Light rain is great for bowhunting. It gets animals moving around in a magical way. I don’t know why. I’ve read that rain nocks down scent which may be a factor. But something about light rain seems to give animals, deer especially, security.

But there is a limit. Moderate to heavy rain has the opposite effect. When there is a downpour, animals are much more likely to bed down.

Someone asked, “where do deer go when it storms?” They go to a storm shelter. Get it… That’s really bad, I know.

Deer bed down in the same place they normally do unless the weather gets really bad, in which case they may attempt to get away from the storm.

2. Use A Camo Umbrella

Sitting in the rain without waterproof clothing is miserable, especially during archery season. Where I live, there is almost always a nice wind to accompany the rain which really works well to cool you to the bone.

Yes, I have a set of plastic camo raincoat and pants to match but I don’t like wearing them much less hunting in them.You can stick with your rain gear if that works for you but there are other options if your not hunting from in a ground blind.

I hunted in tree stands long before I came across camo umbrellas. I realize it’s not the coolest hunting accessory one can own but let me tell you, it’s worth owning one. Camo umbrellas for tree stands are an effective and affordable way to stay dry when you are hunting from a tree stand. These aren’t regular umbrellas. They are specifically made for hunting from tree stands and they actually attach to the tree above you.

Pick one of these camo umbrellas up and leave the rain suit at home.
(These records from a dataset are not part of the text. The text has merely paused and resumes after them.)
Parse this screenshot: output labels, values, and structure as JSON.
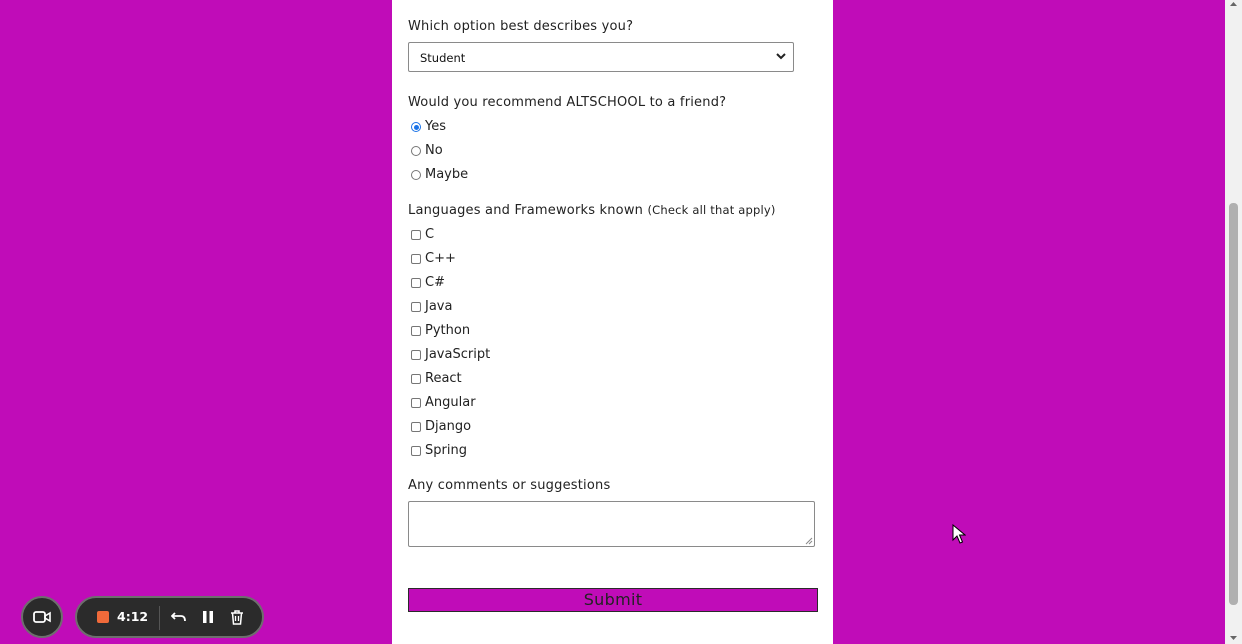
{
  "form": {
    "describe": {
      "label": "Which option best describes you?",
      "selected": "Student"
    },
    "recommend": {
      "label": "Would you recommend ALTSCHOOL to a friend?",
      "options": [
        {
          "label": "Yes",
          "checked": true
        },
        {
          "label": "No",
          "checked": false
        },
        {
          "label": "Maybe",
          "checked": false
        }
      ]
    },
    "languages": {
      "label": "Languages and Frameworks known",
      "hint": "(Check all that apply)",
      "options": [
        {
          "label": "C",
          "checked": false
        },
        {
          "label": "C++",
          "checked": false
        },
        {
          "label": "C#",
          "checked": false
        },
        {
          "label": "Java",
          "checked": false
        },
        {
          "label": "Python",
          "checked": false
        },
        {
          "label": "JavaScript",
          "checked": false
        },
        {
          "label": "React",
          "checked": false
        },
        {
          "label": "Angular",
          "checked": false
        },
        {
          "label": "Django",
          "checked": false
        },
        {
          "label": "Spring",
          "checked": false
        }
      ]
    },
    "comments": {
      "label": "Any comments or suggestions",
      "value": ""
    },
    "submit_label": "Submit"
  },
  "recorder": {
    "time": "4:12",
    "icons": [
      "camera-icon",
      "stop-icon",
      "undo-icon",
      "pause-icon",
      "trash-icon"
    ]
  },
  "colors": {
    "page_background": "#c00cb8",
    "submit_background": "#c00cb8",
    "radio_accent": "#1a73e8",
    "recorder_stop": "#f06a3a"
  }
}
You can thank me later.

3. Always Bring Flagging Tape

I don’t like thinking about the fact that I’ve lost deer because rain washed out the blood trail, but I have. I’ve actually watched a significant amount of blood all but disappear in a light rain while having a conversation with a fellow hunter.

Tracking in the rain can get tricky. You feel the pressure to quickly pursue the trail before it’s washed out, but you also know you may be in danger of driving a wounded animal even further away.

Flagging tape can help. Not only can you quickly mark the blood you find before it gets washed out, it will help you in seeing the likely direction the animal is going.

Flagging tape is one of things on the bottom of your important things list but you need to buy some and throw it in your hunting coat. You’ll be glad you did, especially when it’s raining.

4. Invest In A Blood Tracking Flashlight

This is another bowhunting tip that isn’t just for the rain. Blood tracking flashlights aren’t cheap and not all of them good, but I’d pay double for the ones that are.

You can check out the video below to see just how well the Primos Bloodhunter HD works. It’s one of the highest rated blood tracking lights and it’s truly worth every penny.

Everyone tracks differently and not everyone is good at it. In the interest of full disclosure, I’m not that good at it. Immediately after taking a shot, I feel like one of my kids asking, “Can I go yet? Can I go yet?”

And the excitement seems to make the blood harder to spot for me. Additionally, you may be tracking in the day or night but likely in wooded areas where it tough to see anyway. A blood tracking flashlight can be a huge help with this.

Of course, being able to find blood faster is important especially when you are hunting in the rain.

You can

5. Limit Your Shots

My final tip for bowhunting in the rain is to limit your shots. Hitting the vitals is tough enough at 20 yards with nice buck standing there giving you shakes. Even with clear skies, your accuracy is going to go down as the target distance increases.

You might shoot a 1/2 inch group in your target 60 yards out but throw in some rain and live animal at the other end and things change.

For starters, arrows fly differently in the rain. Yes, you can practice in the rain and might get an idea of how your arrows fly. The problem is that is how they fly on that day in that particular rain.

The amount of rain, the way its falling, wind and humidity all affect your arrow flight especially with longer shots.

Do yourself and the animal your hunting a favor and take high percentage shots. Who knows, maybe you’ll drop him where he stands. You won’t have a chance to try out the blood trail flashlight and flagging tape, but you can save those for another day.